DOCUMENTS et INFORMATIONS

Le nouveau lord-maire de Londres.

Sir Walter Vaughan Morgan, le nouveau lord-maire élu récemment par la corporation de la Cité de Londres, est un notable négociant, âgé de soixante-quatorze ans. Né en 1831, au pays de Galles, il fut, en 1855, un des fondateurs de la grande maison de banque et de commerce à laquelle ses frères et lui ont attaché leur nom; il appartient au parti libéral unioniste, possède un grade élevé dans la franc-maçonnerie et dirige une importante société de publications éditant plusieurs journaux spéciaux, entre autres le Chimiste et Droguiste, le Quincaillier. Étant célibataire, sir Walter Vaughan Morgan a confié à sa nièce, miss Hornby Steer, le soin de faire les honneurs de Mansion house comme lady-mayoress.

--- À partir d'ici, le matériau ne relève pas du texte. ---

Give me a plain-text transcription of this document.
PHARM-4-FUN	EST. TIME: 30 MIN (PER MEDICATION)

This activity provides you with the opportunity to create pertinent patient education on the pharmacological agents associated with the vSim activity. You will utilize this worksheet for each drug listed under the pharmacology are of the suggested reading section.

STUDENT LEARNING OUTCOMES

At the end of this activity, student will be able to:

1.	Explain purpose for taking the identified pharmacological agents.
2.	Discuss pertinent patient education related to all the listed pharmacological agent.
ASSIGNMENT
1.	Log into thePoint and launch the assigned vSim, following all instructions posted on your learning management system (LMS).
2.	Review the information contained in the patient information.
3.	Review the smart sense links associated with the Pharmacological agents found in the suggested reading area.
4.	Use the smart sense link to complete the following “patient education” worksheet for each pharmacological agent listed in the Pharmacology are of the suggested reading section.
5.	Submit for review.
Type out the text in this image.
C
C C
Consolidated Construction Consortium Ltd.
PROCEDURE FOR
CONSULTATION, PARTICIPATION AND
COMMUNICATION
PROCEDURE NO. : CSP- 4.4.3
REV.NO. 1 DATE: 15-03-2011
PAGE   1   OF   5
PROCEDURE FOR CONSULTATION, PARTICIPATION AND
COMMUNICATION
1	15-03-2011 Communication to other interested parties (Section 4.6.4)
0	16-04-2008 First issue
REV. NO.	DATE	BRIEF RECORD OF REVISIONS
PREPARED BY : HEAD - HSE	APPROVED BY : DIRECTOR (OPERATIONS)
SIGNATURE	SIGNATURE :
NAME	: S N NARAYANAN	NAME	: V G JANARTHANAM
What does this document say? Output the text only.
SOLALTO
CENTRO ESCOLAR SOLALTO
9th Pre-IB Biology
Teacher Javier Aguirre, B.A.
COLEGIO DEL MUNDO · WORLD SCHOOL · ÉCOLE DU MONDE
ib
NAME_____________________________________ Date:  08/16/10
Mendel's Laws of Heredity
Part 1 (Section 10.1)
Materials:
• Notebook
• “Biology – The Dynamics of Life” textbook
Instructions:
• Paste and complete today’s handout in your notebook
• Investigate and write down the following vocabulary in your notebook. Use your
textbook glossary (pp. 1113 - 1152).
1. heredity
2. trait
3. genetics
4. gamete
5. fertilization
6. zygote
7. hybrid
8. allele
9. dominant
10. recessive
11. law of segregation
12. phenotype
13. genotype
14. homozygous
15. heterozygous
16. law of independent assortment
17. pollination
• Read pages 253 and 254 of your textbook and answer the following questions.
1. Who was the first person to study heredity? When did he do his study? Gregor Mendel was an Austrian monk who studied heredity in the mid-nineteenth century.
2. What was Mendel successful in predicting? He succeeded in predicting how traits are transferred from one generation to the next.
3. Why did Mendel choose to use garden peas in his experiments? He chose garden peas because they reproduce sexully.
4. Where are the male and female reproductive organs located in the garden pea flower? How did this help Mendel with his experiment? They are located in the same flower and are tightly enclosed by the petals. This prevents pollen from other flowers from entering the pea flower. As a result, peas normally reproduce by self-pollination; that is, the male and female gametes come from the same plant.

Sir Walter Vaughan Morgan, le nouveau lord-maire de Londres.

«La République française», figurant dans le cortège du lord-maire.

Il a été procédé à l'élection le 29 septembre, jour de la Saint-Michel; mais c'est seulement à la date initiale de l'année civique, le 9 novembre, que, suivant la coutume, a eu lieu l'installation solennelle du nouveau magistrat, qui a parcouru la Cité, revêtu de son costume d'apparat et accompagné d'un nombreux cortège. On a maintes fois décrit (voir notamment L'Illustration, n° du 19 novembre 1904) cette procession traditionnelle, sa pompe un peu carnavalesque, mais fort goûtée du public londonien. Outre les carrosses de gala, les musiques, le défilé des corporations, la cavalcade plus ou moins historique, elle comporte, on le sait, une série de chars allégoriques. L'an dernier, on y remarquait une imposante Britannia, trônant sur le char de l'Empire, armée d'un trident; cette année, le «numéro» sensationnel était une monumentale effigie de la République française, coiffée du bonnet phrygien et tenant le drapeau tricolore. Certes, l'aspect de cette puissante personne éveillait de prime abord la souvenir du vers fameux d'Auguste Barbier:

C'est une forte femme...

Sans doute on pouvait critiquer l'esthétique peu idéale du Phidias de circonstance et reprocher quelque vulgarité à la statue de staff sortie de ses mains; mais, comme il s'agissait évidemment d'un tribut courtois payé à l'«entente cordiale», il faut avant tout savoir gré de leur excellente intention aux organisateurs de la manifestation britannique et à l'artiste qui s'est chargé d'interpréter leur pensée.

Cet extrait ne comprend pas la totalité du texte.